The reports have tracked the transition successes and the setbacks, set against often fast-moving economic developments. The reports’ economic forecasts are eagerly awaited and digested by professionals covering the region.
A major collective effort, the annual reports track economic and transition progress, providing comprehensive and up-to-date assessments of every country in which the EBRD invests. They also address themes that affect and reflect the transition process.
The annual assessments have neatly captured key events such as the 1998 Russian crisis, the landmark dates of EU accession – such an important reform anchor for many of our countries of operations – and of course the global financial crisis that has dominated so much of the EBRD region for so long.
The 2007 report reflects accurately the spirit of that time when the crisis was first emerging. It was a period of two extremes. On the one hand, EBRD countries were heading for another year of record economic growth. But it was also then that the first waves of concern were crossing the Atlantic following the collapse of the US mortgage market.
Even that cloud appeared at first to have a silver lining. “The global financial turmoil that started in August 2007 is making external finance dearer, which may help overheated economies in the transition region to cool down,” the report said.
But a less sanguine assessment turned out in the end to be something of an understatement: “In a less benign scenario, countries with high external funding needs may experience a stronger economic downturn.”
That “stronger economic downturn” lasted several years and it was the EBRD region that in the end saw the sharpest economic contractions as a result of the crisis of all emerging markets.
A whole series of reports was dedicated to the crisis and its impact. The 2009 report said there was no doubt that the transition region was in deep crisis. But the report also asked whether transition itself was in crisis. And the answer was a resounding “No”.

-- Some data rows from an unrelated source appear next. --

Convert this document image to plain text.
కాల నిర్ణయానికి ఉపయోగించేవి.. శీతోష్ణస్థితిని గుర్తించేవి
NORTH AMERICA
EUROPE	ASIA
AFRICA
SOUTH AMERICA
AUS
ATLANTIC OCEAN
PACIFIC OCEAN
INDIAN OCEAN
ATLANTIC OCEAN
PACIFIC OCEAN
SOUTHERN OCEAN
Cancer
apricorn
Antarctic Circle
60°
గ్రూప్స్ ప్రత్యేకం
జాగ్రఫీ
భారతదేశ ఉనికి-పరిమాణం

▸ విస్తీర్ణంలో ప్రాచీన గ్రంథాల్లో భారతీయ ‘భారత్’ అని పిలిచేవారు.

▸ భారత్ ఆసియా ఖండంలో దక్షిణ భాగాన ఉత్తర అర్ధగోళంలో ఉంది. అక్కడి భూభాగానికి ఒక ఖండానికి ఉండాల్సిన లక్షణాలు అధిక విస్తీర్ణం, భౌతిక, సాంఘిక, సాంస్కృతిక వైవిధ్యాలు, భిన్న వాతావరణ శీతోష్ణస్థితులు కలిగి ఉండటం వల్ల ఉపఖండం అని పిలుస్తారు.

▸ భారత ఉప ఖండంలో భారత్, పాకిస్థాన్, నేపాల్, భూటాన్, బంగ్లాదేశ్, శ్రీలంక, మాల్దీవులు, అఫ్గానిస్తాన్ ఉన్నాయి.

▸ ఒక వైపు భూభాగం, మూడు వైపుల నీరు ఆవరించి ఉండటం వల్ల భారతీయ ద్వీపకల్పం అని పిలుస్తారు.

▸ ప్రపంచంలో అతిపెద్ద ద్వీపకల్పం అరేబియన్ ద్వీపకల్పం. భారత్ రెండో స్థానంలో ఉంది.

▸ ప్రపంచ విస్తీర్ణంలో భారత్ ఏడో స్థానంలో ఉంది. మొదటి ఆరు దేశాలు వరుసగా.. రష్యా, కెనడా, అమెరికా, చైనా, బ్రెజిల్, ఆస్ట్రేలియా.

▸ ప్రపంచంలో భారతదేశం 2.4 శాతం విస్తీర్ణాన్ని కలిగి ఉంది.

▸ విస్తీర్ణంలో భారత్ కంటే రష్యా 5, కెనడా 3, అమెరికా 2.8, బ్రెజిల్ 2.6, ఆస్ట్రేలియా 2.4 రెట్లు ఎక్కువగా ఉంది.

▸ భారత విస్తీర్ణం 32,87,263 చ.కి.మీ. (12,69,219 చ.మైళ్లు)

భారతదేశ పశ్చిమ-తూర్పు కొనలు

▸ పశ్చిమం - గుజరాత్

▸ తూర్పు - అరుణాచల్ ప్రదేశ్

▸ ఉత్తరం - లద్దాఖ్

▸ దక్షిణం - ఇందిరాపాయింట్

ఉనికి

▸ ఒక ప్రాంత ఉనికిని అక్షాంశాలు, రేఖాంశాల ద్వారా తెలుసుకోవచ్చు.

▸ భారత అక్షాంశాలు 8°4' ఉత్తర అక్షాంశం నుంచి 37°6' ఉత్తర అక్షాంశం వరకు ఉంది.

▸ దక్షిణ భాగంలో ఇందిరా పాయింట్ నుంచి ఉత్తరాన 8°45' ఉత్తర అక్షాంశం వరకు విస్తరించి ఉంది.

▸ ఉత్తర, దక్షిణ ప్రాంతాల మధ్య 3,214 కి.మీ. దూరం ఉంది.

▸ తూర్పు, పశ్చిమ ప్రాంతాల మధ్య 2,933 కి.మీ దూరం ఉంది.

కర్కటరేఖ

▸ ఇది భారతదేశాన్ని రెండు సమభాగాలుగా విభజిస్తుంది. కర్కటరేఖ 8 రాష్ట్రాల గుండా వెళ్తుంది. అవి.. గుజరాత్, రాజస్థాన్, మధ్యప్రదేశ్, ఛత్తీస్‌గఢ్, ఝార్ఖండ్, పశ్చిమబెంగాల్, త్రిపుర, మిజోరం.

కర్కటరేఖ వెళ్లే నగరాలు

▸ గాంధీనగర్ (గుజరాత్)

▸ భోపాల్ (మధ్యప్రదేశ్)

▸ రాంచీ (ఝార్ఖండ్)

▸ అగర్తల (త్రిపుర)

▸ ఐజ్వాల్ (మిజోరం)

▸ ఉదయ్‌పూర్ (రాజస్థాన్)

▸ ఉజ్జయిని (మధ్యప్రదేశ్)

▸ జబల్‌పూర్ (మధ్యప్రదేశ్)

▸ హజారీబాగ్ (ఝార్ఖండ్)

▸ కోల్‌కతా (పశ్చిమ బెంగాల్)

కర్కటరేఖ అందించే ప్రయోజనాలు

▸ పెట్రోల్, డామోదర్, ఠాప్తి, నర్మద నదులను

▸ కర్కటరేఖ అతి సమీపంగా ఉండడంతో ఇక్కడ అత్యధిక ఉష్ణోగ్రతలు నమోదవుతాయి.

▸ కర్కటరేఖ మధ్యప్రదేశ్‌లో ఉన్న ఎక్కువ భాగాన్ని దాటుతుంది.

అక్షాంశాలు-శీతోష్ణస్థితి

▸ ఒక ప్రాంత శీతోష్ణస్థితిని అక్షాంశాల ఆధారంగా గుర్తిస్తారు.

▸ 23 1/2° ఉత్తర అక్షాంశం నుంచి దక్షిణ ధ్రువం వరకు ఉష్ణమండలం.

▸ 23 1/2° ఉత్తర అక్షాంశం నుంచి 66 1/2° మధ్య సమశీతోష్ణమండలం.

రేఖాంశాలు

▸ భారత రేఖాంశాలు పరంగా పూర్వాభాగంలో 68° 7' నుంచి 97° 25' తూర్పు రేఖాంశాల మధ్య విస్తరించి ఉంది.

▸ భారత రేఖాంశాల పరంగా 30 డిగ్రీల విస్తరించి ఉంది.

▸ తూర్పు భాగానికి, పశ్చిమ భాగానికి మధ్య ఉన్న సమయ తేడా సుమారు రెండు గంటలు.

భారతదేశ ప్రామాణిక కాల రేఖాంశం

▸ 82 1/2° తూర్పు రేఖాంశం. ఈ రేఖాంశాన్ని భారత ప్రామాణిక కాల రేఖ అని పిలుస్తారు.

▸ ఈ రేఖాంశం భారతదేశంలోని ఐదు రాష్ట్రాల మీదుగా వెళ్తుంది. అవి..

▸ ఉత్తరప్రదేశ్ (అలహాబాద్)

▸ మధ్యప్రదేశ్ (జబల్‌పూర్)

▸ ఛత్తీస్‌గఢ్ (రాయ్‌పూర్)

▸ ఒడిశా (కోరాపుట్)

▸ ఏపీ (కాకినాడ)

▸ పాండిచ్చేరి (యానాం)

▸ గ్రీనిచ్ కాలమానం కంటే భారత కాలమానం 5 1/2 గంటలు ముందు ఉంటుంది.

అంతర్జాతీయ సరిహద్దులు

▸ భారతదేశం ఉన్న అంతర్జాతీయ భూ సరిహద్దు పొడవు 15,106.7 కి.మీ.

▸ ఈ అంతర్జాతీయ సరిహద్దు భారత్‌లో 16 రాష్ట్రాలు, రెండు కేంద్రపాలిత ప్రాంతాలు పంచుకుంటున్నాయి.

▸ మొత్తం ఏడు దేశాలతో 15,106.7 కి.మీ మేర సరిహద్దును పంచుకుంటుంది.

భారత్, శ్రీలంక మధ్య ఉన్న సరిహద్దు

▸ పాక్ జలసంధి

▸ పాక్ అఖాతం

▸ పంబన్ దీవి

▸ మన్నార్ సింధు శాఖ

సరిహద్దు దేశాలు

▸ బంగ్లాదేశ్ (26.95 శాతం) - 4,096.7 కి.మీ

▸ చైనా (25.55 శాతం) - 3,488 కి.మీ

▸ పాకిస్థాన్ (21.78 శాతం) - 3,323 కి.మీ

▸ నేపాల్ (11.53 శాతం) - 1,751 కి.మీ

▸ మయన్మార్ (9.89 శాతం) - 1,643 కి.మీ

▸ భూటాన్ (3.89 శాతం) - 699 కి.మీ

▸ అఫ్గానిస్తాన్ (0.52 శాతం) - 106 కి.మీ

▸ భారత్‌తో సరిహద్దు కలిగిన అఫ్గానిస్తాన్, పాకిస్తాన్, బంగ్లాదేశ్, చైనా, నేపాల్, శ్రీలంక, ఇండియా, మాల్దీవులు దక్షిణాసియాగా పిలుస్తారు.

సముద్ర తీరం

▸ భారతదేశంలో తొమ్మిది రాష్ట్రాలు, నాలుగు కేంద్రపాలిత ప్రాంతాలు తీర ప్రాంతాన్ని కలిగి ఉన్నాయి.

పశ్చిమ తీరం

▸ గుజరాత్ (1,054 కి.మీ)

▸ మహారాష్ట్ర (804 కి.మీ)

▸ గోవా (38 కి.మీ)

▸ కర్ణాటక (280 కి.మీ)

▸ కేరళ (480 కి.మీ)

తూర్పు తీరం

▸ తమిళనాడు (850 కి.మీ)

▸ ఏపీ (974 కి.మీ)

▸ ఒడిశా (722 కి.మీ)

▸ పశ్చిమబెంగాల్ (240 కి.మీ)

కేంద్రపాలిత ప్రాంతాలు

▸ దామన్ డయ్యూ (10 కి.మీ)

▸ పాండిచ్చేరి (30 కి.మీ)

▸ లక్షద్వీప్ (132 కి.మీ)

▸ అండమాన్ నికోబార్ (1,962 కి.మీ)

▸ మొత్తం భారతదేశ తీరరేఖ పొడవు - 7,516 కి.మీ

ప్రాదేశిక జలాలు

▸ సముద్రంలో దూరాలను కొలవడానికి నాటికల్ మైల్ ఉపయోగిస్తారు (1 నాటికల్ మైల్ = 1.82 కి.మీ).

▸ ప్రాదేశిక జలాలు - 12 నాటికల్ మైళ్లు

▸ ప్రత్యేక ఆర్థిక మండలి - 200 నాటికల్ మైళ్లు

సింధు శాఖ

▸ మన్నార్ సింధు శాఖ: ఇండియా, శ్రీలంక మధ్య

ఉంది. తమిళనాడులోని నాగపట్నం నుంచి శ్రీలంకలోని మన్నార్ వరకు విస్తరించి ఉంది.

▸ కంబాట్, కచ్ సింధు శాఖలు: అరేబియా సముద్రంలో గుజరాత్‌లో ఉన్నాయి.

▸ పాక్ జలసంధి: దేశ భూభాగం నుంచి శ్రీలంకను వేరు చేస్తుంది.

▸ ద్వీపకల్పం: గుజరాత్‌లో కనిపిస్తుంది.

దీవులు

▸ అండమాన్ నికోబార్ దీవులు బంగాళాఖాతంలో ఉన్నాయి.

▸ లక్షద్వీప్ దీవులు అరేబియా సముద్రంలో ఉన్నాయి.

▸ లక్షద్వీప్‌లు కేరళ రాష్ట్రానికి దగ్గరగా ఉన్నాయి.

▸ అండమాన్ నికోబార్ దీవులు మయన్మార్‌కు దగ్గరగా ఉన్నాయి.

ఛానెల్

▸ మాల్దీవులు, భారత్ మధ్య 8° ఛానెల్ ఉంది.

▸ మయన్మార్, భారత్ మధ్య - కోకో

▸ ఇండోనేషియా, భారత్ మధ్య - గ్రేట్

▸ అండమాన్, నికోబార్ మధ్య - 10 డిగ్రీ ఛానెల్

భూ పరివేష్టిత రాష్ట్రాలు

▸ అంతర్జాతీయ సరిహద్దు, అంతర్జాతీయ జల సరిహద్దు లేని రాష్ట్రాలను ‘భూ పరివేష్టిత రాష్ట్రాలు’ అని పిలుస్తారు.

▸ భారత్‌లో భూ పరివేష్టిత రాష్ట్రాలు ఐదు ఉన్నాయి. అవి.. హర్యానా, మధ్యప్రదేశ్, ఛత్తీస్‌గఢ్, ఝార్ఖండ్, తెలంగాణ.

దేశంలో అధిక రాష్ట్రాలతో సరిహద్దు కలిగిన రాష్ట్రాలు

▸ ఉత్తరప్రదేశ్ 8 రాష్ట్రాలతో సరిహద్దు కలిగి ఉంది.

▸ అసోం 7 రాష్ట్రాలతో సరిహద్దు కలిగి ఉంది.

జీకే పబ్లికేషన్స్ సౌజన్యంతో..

The region had avoided the currency collapses, systemic banking crises and spikes in inflation that were the staple of previous crises – a success that was partly due to the EBRD’s own efforts in driving the establishment of the Vienna Initiative.
The 2009 report refers to an “unprecedented effort to coordinate public and private financial sector crisis responses of which the EBRD is proud to have been a part. For all these reasons, this crisis has not spiralled out of control.”
What does emerge from a re-reading of the reports is just how many of them served as a signpost for future bank activities and priorities.
As Hans Peter Lankes, the EBRD’s acting Chief Economist, puts it: “The Transition Reports have been hugely influential in highlighting gaps in the transition process which the Bank is well placed to address. They have consistently provided intellectual momentum for the EBRD’s activities.”
Already in 2008, the Transition Report was urging the countries where it invests to place a high priority on the stabilisation of their banking systems and, in particular, to get foreign currency lending under control. Within weeks the discussions were starting that would lead to the EBRD-led Vienna Initiative which had the stability of the banking system at its heart.
Another report which stands out was the 2010 Transition Report which called for a reassessment of the role of the state in supporting reforms in emerging Europe.
That appeal caused a mild frisson among those who saw an about-turn by a bank that had put so much emphasis on reducing the role of the state and on encouraging private ownership and market forces.
However, a closer analysis of the report made clear that the EBRD was not calling for a greater role for the state but a more effective role for the state. Not “more state” but “better state”.
The report set the tone for the Bank’s determination to work more closely with authorities to make sure the public sector created an environment in which the private sector could flourish.
If that message wasn’t clear enough in 2010 it was repeated in the seminal 2013 Transition Report “Stuck in Transition?”. That report argued forcefully that, by ignoring the urgent need to reform, emerging countries were in danger of forever trailing behind the living standards of their more advanced neighbours.
It was a clarion call which ensured that the EBRD put economic resilience at the heart of its activities and that its investments were more tightly twinned with policy reform than ever before.